An den Grenzen der Gemeinschaft

Der vierte Anlauf für eine faire Aufteilung von Flüchtlingen wird scheitern. Leider.

Das Ideal ist die qualitativ beste Orientierung. Aber wenn das Ideal so weit von der Realität entfernt ist, wird es leicht als Provokation aufgefasst. So ergeht es nun dem Vorschlag der EU-Kommission für eine gemeinsame Abwicklung von Asylanträgen und ihrem neuerlichen Versuch, Quoten für die Aufteilung von Flüchtlingen einzuführen. Das wird wohl oder übel an einigen Mitgliedsländern scheitern.

Im Rahmen des Dublin-Systems wurde bereits dreimal versucht, eine faire Lastenteilung zu finden: 1990, 2003, 2013. Dreimal ist das misslungen, weil eine große Zahl an Regierungen jeweils die Hoffnung hatte, sich aus der Verantwortung drücken zu können. Übrig geblieben ist die unbefriedigende Lösung, dass die Ersteinreiseländer die Hauptlast tragen.

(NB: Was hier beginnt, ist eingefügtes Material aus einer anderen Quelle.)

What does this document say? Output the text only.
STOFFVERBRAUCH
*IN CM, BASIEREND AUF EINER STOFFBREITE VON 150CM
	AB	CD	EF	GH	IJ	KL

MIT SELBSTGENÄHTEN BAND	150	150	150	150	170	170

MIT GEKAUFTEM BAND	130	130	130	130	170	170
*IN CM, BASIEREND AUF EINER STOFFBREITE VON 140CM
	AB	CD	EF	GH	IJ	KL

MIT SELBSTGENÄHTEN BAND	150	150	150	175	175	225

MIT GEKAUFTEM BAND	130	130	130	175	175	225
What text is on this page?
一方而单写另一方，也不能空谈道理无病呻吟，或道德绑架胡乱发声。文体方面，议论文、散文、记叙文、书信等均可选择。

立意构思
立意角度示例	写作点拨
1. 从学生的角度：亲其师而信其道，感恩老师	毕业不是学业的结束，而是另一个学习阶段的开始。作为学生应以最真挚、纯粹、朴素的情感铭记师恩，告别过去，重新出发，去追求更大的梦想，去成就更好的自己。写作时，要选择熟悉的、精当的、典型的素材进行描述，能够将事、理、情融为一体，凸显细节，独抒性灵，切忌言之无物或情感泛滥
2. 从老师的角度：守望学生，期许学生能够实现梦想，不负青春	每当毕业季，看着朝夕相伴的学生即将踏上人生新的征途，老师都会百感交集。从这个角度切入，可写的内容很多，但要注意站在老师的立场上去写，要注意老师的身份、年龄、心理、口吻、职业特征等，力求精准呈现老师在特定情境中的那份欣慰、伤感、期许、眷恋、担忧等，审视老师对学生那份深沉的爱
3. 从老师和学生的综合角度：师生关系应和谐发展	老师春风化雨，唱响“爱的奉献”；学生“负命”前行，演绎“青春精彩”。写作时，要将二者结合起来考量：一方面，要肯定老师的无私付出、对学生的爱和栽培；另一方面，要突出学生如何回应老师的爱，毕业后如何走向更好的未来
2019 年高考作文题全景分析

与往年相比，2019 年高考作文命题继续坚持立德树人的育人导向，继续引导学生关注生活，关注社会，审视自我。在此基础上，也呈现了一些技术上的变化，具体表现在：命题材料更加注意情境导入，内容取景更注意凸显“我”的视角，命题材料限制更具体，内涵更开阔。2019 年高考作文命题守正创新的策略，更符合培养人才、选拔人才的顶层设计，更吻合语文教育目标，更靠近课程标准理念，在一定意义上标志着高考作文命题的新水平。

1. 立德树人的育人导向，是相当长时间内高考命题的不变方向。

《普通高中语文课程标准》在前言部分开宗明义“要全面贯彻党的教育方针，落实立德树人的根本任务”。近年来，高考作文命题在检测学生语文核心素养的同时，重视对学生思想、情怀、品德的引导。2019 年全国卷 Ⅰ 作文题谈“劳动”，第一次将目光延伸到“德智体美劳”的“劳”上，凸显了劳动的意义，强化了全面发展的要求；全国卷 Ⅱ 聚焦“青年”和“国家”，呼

Das Ideal wäre tatsächlich ein Beschluss, Flüchtlinge künftig nach denselben strengen Regeln gerecht in ganz Europa aufzuteilen. Selbst wenn zwei Millionen Syrer in die EU fliehen würden, könnte das dann für eine 504-Millionen-Gesellschaft verkraftbar organisiert werden. Dafür notwendig wäre aber ein Bekenntnis zur Aufnahme dieser Menschen, das es nicht gibt. Notwendig wäre Solidarität unter den 28 Mitgliedern, die nicht vorhanden ist. Und es wäre das Vertrauen in die EU-Institutionen notwendig, die solche Verfahren kontrollieren müssten. Auch das gibt es nicht.